2020年12月撮影 月見坂の先の参詣道 両サイドに寺院が沢山
2020年12月撮影 中尊寺 本堂

さらに奥に行くと、金色堂と経蔵、覆堂の3つの建物が見えてきます。

金色堂」は京都の世界遺産「宇治上神社」(詳細はコチラ)の本殿と同様、覆屋(覆堂)という建物で覆われています。ちょうど宇治上神社も本殿が3つの神を祀っていたのと同様、金色堂も初代清衡、二代基衡、三代秀衡のご遺体と四代泰衡の首級を収めた3つから成っています。

2020年12月撮影 中尊寺 金色堂(の覆屋)

かつてあった覆屋は昭和の大修理でコンクリート式のものに置き換わっており、国宝は中身の金色堂のみとなります。修理前にあった覆屋は鎌倉時代に造られたそうですが、「覆堂」として隣接した場所に移築され、今は空っぽでした。しかし平泉の寺院のほとんどが焼失した中で、唯一残った金色堂を守ったのは、この覆屋があったからなのかもしれません。

2020年12月撮影 中尊寺 覆堂

金色堂は撮影禁止。かつて松尾芭蕉が発見した際に、森の中に光をみたと句を残し、マルコポーロの東方見聞録に「ジパングに金が眠る」と記した通り、屋根以外は金箔で覆われた建築でした。

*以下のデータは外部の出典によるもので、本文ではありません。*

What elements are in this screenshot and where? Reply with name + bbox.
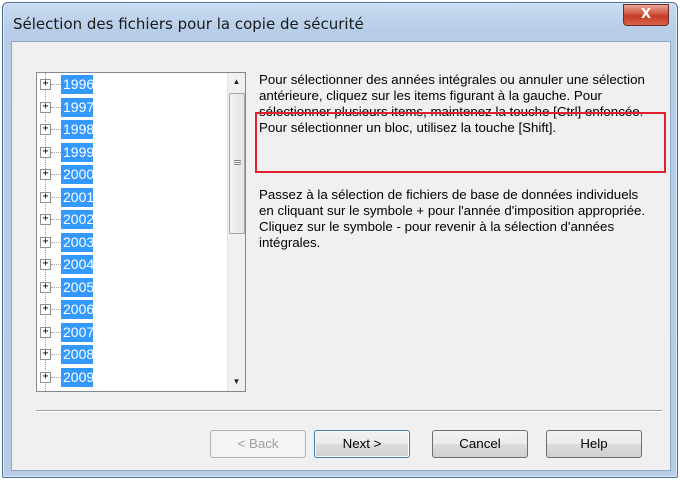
cancel-button[interactable]: Cancel bbox=[432, 430, 528, 458]
tree-item-label: 1999 bbox=[61, 142, 95, 162]
expand-plus-icon[interactable]: + bbox=[40, 349, 51, 360]
tree-item-1998[interactable]: +1998 bbox=[37, 118, 229, 141]
expand-plus-icon[interactable]: + bbox=[40, 326, 51, 338]
expand-plus-icon[interactable]: + bbox=[40, 101, 51, 113]
tree-item-label: 2007 bbox=[61, 322, 95, 342]
scroll-up-arrow-icon[interactable]: ▲ bbox=[228, 73, 245, 90]
expand-plus-icon[interactable]: + bbox=[40, 281, 51, 293]
tree-connector-dot bbox=[51, 151, 61, 153]
tree-connector-dot bbox=[51, 219, 61, 220]
tree-item-label: 2005 bbox=[61, 277, 95, 297]
expand-plus-icon[interactable]: + bbox=[40, 146, 51, 158]
expand-plus-icon[interactable]: + bbox=[40, 214, 51, 225]
tree-item-label: 2008 bbox=[61, 345, 95, 364]
tree-item-label: 2009 bbox=[61, 367, 95, 387]
tree-connector-dot bbox=[51, 264, 61, 265]
tree-item-label: 2004 bbox=[61, 255, 95, 274]
expand-plus-icon[interactable]: + bbox=[40, 191, 51, 203]
tree-item-2007[interactable]: +2007 bbox=[37, 321, 229, 344]
year-tree[interactable]: +1996 +1997 +1998 +1999 +2000 +2001 +2002 +2003… bbox=[36, 72, 246, 392]
tree-item-label: 2003 bbox=[61, 232, 95, 252]
tree-item-label: 1997 bbox=[61, 97, 95, 117]
scrollbar-thumb[interactable] bbox=[229, 93, 245, 234]
title-bar[interactable]: Sélection des fichiers pour la copie de … bbox=[3, 3, 677, 43]
tree-connector-dot bbox=[51, 309, 61, 310]
expand-plus-icon[interactable]: + bbox=[40, 79, 51, 90]
tree-scrollbar[interactable]: ▲ ▼ bbox=[227, 73, 245, 391]
tree-item-label: 2006 bbox=[61, 300, 95, 319]
tree-connector-dot bbox=[51, 106, 61, 108]
instruction-paragraph-2: Passez à la sélection de fichiers de bas… bbox=[259, 187, 646, 250]
expand-plus-icon[interactable]: + bbox=[40, 259, 51, 270]
tree-item-2005[interactable]: +2005 bbox=[37, 276, 229, 299]
tree-item-2003[interactable]: +2003 bbox=[37, 231, 229, 254]
tree-item-1997[interactable]: +1997 bbox=[37, 96, 229, 119]
tree-connector-dot bbox=[51, 354, 61, 355]
tree-item-2000[interactable]: +2000 bbox=[37, 163, 229, 186]
expand-plus-icon[interactable]: + bbox=[40, 236, 51, 248]
tree-item-2004[interactable]: +2004 bbox=[37, 253, 229, 276]
help-button[interactable]: Help bbox=[546, 430, 642, 458]
tree-connector-dot bbox=[51, 174, 61, 175]
tree-connector-dot bbox=[51, 196, 61, 198]
expand-plus-icon[interactable]: + bbox=[40, 124, 51, 135]
next-button[interactable]: Next > bbox=[314, 430, 410, 458]
tree-item-label: 2000 bbox=[61, 165, 95, 184]
close-button[interactable]: X bbox=[623, 4, 669, 26]
tree-connector-dot bbox=[51, 331, 61, 333]
tree-item-label: 1998 bbox=[61, 120, 95, 139]
tree-item-1999[interactable]: +1999 bbox=[37, 141, 229, 164]
tree-item-label: 2002 bbox=[61, 210, 95, 229]
scroll-down-arrow-icon[interactable]: ▼ bbox=[228, 374, 245, 391]
tree-connector-dot bbox=[51, 286, 61, 288]
dialog-body: +1996 +1997 +1998 +1999 +2000 +2001 +2002 +2003… bbox=[11, 41, 671, 471]
tree-item-label: 1996 bbox=[61, 75, 95, 94]
tree-item-1996[interactable]: +1996 bbox=[37, 73, 229, 96]
tree-item-2008[interactable]: +2008 bbox=[37, 343, 229, 366]
wizard-window: Sélection des fichiers pour la copie de … bbox=[2, 2, 678, 478]
tree-item-2002[interactable]: +2002 bbox=[37, 208, 229, 231]
tree-connector-dot bbox=[51, 376, 61, 378]
expand-plus-icon[interactable]: + bbox=[40, 304, 51, 315]
tree-item-2006[interactable]: +2006 bbox=[37, 298, 229, 321]
tree-connector-dot bbox=[51, 84, 61, 85]
back-button[interactable]: < Back bbox=[210, 430, 306, 458]
close-icon: X bbox=[640, 7, 652, 22]
expand-plus-icon[interactable]: + bbox=[40, 371, 51, 383]
button-separator bbox=[36, 410, 662, 412]
expand-plus-icon[interactable]: + bbox=[40, 169, 51, 180]
tree-item-2001[interactable]: +2001 bbox=[37, 186, 229, 209]
tree-item-2009[interactable]: +2009 bbox=[37, 366, 229, 389]
tree-connector-dot bbox=[51, 129, 61, 130]
tree-item-label: 2001 bbox=[61, 187, 95, 207]
scrollbar-grip-icon bbox=[234, 160, 241, 161]
window-title: Sélection des fichiers pour la copie de … bbox=[13, 15, 364, 33]
annotation-highlight-box bbox=[255, 112, 666, 173]
tree-connector-dot bbox=[51, 241, 61, 243]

金だけでなく、象牙夜光貝の細工をあしらったため、光をきらびやかに反射しています。

この地域は川で砂金(矢の森金山等金山があったそう)が採れたため、藤原氏は財力を高め、象牙などの資材に変えたとされているそうです。

金色堂の入口手前には、大きな鐘があります。清衡は仏の力を信じ、中尊寺建立供養願文に”人々の霊魂は敵味方区別なく、さらには人も動物もすべて、浄土へ行けるよう”な理想郷を読み上げたとされ、この鐘の音がどこまでも届くように鳴らしたとされます。